A nice quiet night below the locks and this morning was fine but cool, we are talking fleeces again and not tee shirts. We planed to set off at 1000hrs and a boat came down the flight about 0930 hr, before we could respond a boat came the other way and went up ahead of us, so turning the locks. However this didn't make much difference because although we had to turn lock 12 there was a boat coming down assisted by a volockie at lock 10, so a short wait and the rest were with us.
The Volockie that came down with the boat soon joined us for our upward journey, but only for a couple of locks, after that we met boats at every lock except number one where another volunteer keeper (Volockie) asked Diana why she bothered to draw the bottom paddles and not just open the gates, I am not sure if Diana explained how with a leaking top gate an empty lock soon starts to fill and you can't open the gate with a 6" differential of water level.
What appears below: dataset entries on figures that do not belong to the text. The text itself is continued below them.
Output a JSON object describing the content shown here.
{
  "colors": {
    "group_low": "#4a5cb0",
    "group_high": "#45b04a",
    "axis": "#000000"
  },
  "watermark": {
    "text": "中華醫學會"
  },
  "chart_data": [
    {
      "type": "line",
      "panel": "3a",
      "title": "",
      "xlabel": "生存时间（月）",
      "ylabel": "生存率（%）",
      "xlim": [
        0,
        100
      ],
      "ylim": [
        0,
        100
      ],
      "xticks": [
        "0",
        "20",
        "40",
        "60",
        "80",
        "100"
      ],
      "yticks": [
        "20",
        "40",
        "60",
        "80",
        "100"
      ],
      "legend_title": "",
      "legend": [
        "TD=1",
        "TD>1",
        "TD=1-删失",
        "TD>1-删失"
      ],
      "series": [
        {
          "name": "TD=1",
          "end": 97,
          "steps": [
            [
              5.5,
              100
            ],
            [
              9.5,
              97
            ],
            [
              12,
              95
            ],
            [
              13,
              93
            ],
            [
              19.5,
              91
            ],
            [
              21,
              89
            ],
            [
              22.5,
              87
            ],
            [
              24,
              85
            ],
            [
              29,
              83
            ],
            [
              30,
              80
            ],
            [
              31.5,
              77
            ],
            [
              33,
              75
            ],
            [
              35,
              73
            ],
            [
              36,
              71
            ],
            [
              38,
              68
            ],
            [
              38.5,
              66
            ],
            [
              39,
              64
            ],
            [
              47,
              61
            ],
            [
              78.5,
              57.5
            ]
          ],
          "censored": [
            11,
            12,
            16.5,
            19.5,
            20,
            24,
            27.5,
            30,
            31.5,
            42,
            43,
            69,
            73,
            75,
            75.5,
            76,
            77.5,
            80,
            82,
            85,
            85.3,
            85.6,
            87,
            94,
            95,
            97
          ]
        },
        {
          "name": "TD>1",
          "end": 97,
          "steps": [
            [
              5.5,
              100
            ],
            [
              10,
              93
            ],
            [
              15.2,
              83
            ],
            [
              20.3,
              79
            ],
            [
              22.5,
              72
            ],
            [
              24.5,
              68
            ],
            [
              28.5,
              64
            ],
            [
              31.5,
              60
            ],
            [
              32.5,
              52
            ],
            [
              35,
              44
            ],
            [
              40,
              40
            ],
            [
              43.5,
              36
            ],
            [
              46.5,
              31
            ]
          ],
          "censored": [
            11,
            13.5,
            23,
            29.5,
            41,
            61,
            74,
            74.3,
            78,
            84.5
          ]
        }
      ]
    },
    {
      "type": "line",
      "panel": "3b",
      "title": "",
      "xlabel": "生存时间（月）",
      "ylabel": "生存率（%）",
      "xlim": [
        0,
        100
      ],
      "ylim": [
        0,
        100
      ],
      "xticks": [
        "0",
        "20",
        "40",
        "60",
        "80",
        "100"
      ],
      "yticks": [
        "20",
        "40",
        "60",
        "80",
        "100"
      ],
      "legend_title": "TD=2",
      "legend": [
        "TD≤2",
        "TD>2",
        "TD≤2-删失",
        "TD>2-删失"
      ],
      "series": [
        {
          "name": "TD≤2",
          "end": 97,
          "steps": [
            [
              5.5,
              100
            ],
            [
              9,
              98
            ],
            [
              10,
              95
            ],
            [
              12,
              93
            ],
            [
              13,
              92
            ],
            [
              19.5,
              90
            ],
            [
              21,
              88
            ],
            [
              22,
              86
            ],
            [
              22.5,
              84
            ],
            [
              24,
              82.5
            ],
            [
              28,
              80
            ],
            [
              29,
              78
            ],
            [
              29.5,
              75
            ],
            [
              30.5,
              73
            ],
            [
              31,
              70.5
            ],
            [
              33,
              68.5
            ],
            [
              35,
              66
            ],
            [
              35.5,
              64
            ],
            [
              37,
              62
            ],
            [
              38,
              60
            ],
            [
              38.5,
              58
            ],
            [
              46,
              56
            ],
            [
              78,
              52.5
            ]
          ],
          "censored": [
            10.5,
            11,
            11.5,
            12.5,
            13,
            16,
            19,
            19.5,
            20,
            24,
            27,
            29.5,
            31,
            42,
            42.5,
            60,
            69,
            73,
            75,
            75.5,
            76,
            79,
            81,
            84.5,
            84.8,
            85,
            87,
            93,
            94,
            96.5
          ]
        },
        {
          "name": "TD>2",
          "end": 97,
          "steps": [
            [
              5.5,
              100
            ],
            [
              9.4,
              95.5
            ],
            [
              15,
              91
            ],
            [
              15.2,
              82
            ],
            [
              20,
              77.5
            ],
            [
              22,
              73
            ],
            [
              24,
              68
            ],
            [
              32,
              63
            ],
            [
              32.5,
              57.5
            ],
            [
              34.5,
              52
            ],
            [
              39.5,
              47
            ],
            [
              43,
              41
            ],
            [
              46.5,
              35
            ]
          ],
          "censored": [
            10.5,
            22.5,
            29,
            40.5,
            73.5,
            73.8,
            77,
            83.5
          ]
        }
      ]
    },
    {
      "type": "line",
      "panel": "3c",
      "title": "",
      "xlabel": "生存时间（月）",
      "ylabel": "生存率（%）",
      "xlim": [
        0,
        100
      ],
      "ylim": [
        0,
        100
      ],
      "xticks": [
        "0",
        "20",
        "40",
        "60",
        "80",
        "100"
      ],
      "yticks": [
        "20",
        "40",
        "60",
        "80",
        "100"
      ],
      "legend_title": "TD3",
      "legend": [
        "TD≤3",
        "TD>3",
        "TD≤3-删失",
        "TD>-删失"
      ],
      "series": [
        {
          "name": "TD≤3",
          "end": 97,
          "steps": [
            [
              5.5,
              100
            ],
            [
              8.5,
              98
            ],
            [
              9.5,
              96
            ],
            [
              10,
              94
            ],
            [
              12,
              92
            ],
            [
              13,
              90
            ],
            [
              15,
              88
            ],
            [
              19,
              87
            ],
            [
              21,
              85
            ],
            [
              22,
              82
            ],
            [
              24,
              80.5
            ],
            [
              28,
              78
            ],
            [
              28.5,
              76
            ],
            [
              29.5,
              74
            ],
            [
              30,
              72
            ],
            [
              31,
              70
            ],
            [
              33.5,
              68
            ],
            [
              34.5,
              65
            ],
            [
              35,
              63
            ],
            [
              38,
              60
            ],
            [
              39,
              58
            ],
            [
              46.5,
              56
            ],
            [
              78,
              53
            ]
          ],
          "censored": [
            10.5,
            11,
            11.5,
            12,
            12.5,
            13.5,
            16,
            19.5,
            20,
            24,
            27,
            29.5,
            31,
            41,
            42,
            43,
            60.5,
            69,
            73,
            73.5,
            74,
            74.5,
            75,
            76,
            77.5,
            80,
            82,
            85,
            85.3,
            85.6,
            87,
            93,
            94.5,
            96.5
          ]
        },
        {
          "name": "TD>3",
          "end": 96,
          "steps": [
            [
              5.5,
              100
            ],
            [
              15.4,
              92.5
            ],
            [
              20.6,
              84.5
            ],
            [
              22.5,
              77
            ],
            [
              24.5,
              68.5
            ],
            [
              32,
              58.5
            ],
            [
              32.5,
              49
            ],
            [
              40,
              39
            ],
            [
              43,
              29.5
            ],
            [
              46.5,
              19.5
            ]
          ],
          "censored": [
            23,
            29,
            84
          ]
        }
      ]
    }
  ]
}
At the top of each lock on this flight is a metal peg set in the ground on the offside. this was used to get extra purchase on the tow line so the horse could get the boat moving out or the lock easier.
Lock 2 was interesting with 3 I think Germans coming down, the one by the lock had a reasonable idea, but the other two wouldn't listen to him so they ended up with their boat wedged across the cut just above the lock due to one of them tying the bow rope off far to short.
I often pick up fenders that people lose off their boats, today I picked up two wheelbarrow wheels, these are useful if you need to keep the boat a bit further out, only they had a couple of unwelcome passengers onboard.
Only one of the swing bridges was in operation today and it is electrically motivated. We only managed to stop 2 cyclists and a chap towing a trailer. Once the boat has passed it seams to take ages as first it closes, then drops down onto the supports before finally the barriers lift allowing the traffic to pass again. For some reason the footpath one is open and the footpath closed.
We decided not to moor on the pontoons in Macclesfield but to continue on out into the country side. Directly opposite the mooring pontoons they are building luxury retirement apartments and the notices on the fencing say Danger Asbestos but I doubt there is any there as I don't think a fence would contain it.
We tried several times to moor, we did get in at one spot but the boat ahead had a rather noisy petrol generator running on top of his roof so we pushed on and finally moored in Bollington opposite Bollington Wharf Marina where we will have the tank emptied in the morning.
Today has been bit of a day for birds, firstly where we tried to moor but failed this family of young Swallows were sitting on a fence and the parents kept swooping in to feed them. Then there was the Heron, just waiting to strike at a fish but was disturbed by two people approaching from behind the boat. To top it all was a duck with ether 15 or 16 chicks, we couldn't count them as they swam around like little dodgem cars so we tried counting in the photograph.